Chapter 70 Baby
As more time passes on the island and I continue to have morning sickness, I guess that I’m pregnant. Yea, I’m freaking out. How can I have a baby here on this island? “Ross, we have to talk.”, I start off one evening. “What’s up?”, he asks casually. “Well, you know that I’ve been feeling sick in the mornings, and tired a lot through the day. I have a suspicion of what’s wrong.”, I say slowly. He sits up with concern, “What? Are you sick. I know you’ve not been feeling well, but I thought it was just like a virus or something. Is it serious?” I smile nervously, “Well, yes. It is serious and I’m not sure we are ready for this. I mean, there’s no hospital or anything. We don’t have anything a baby will need.” “Baby? What baby?”, he asks confused. I pat my stomach and say, “This baby, your baby… Well, Our baby.” It takes a while for it to sink in, but finally he smiles and reaches out to touch my stomach. Which is already sticking out. I’m surprised he didn’t notice I was gaining weight.
We tell Teddy and Ariel and they are both excited. I’m really nervous about it, but what’s done is done and will we have to deal with it. I also tell them that since we have been here so long and see no prospect of leaving that school will start soon. They both groan. It won’t be school like they have known before, but especially Teddy needs some lessons. He can read already, but will need some help with math and simlish lessons. I put Ariel in charge of helping him. She enjoys the responsibility.
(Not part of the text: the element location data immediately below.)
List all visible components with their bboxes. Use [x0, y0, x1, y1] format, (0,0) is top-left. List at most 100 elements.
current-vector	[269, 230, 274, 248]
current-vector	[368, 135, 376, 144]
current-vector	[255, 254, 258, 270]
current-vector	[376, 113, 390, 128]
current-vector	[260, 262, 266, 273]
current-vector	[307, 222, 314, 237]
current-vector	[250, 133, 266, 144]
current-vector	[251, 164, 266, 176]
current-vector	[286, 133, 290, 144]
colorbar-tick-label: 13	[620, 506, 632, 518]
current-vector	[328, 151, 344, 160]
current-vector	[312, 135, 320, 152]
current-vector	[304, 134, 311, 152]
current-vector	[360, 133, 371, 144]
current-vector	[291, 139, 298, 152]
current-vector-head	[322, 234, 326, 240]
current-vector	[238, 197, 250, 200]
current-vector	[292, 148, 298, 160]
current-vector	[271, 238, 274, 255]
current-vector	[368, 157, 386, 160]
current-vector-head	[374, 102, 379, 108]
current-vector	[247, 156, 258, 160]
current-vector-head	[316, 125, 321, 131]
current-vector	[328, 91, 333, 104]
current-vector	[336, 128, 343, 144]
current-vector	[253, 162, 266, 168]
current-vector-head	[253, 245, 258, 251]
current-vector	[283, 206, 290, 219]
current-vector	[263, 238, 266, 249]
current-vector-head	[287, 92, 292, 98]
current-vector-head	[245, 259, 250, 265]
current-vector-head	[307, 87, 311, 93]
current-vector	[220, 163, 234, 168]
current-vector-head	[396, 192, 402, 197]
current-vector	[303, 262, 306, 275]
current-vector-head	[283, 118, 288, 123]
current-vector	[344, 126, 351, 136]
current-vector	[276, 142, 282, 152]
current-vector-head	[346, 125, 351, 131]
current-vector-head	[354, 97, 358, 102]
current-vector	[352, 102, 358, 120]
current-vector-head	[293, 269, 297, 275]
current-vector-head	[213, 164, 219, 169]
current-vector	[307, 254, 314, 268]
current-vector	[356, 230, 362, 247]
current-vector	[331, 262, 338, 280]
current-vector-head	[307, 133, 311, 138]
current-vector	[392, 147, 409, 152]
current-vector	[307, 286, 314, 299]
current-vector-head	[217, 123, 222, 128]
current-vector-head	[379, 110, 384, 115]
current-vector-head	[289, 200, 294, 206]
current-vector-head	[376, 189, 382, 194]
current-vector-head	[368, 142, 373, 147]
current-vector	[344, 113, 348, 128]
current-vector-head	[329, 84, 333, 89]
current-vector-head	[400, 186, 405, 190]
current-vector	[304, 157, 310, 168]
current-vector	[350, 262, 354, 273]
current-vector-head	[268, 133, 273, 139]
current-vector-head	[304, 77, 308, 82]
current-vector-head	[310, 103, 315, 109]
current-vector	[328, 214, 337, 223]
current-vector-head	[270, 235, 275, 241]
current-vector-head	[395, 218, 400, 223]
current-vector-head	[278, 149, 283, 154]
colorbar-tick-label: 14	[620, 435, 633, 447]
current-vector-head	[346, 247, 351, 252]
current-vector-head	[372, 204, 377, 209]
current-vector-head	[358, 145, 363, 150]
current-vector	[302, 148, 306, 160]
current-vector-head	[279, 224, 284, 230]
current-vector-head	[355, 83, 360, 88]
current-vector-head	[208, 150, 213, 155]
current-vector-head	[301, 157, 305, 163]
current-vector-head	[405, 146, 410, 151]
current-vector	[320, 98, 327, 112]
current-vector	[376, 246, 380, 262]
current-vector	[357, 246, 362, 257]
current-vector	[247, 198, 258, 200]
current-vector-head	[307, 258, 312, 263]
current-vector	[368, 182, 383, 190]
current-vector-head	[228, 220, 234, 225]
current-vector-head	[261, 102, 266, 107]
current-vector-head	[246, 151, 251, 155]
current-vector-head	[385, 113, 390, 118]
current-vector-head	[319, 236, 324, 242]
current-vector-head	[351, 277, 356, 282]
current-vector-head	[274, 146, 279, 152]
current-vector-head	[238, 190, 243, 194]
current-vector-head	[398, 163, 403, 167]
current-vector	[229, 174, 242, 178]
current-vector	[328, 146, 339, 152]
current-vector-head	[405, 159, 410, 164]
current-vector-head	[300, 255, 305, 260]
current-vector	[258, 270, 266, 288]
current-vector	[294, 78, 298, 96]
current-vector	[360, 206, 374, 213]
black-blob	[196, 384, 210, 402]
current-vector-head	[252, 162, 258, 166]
Ross is busy with preparing things for the baby. He has built a crib and toy box. I think he can build just about anything. Fall has come to the island, some of the trees are turning color. Ariel helps me in the garden now, I’m getting so big with the baby it’s hard to squat and tug at weeds. I usually take care of the watering and can manage harvesting the trees and she does the rest. She seems to really like it.
I still can’t believe I’m going to have a baby. I really wish I was back home and I could talk to my mom and sisters. They would know just what to say to make me feel better. I’m afraid of everything, of how it’s going to feel, of how I’ll be able to raise a baby, let alone raise a baby on a deserted island. I have a moment of panic before getting control of my nerves and trying to get on with.
Ross loves to rub my belly and talk to the baby, he seriously thinks it can hear him. Maybe he’s right, who knows. He enjoys it and it actually helps me relax.
One evening as Ross and i are getting ready for bed, he looks at me seriously and then smiles. he gets down on one knee and pulls this box out of his pocket. “Merri, I never expected any of this to happen. The plane crash, being trapped on this island…, but honestly now, I wouldn’t change a thing. It brought me to you and I love you. I love our baby and I love our life together here. I hope someday we can get back to the real world, so you can see your family, but it won’t change how i feel about you. I love you, will you marry me?”, he pleads.
I am in so much shock. I just cover my mouth to keep from yelling and then nod my head. He stands up and takes me in his arms. I have never felt so loved as I do right now. Ross kisses me gently. He leads me to our bed and massage my shoulders until I fall asleep.
The next morning, I wake up very early feeling like something is wrong. My back is aching and I feel sick. I get up and walk around to try to take some of the pressure off my back. A strong pain hits me and I grab my stomach and try not to scream. My moan wakes Ross up and of course, like every father to be, he panics.
He is automatically aware of what is happening. He finally calms down and helps talk me through each contraction. He tries to distract me from the pain talking about anything and everything he can. I almost lose it when he talks about our first kiss. “Ross, Please, just shut up! It’s not helping!”, I yell at him. He quickly stops talking and just rubs my back.
Finally after several hours of labor, little Maggie is born. I hold her up to the light and remark how beautiful she is.
Ross is so excited that she is here and that it went well. He has been so worried that something bad would happen. He shouts so loud, I’m sure the kids are awake by now.
I’m exhausted, so I put her in the crib that Ross built for her and lay back down. Wow, I’m not sure I want to do that again. At least not without drugs or the hospital, we will have to be more careful.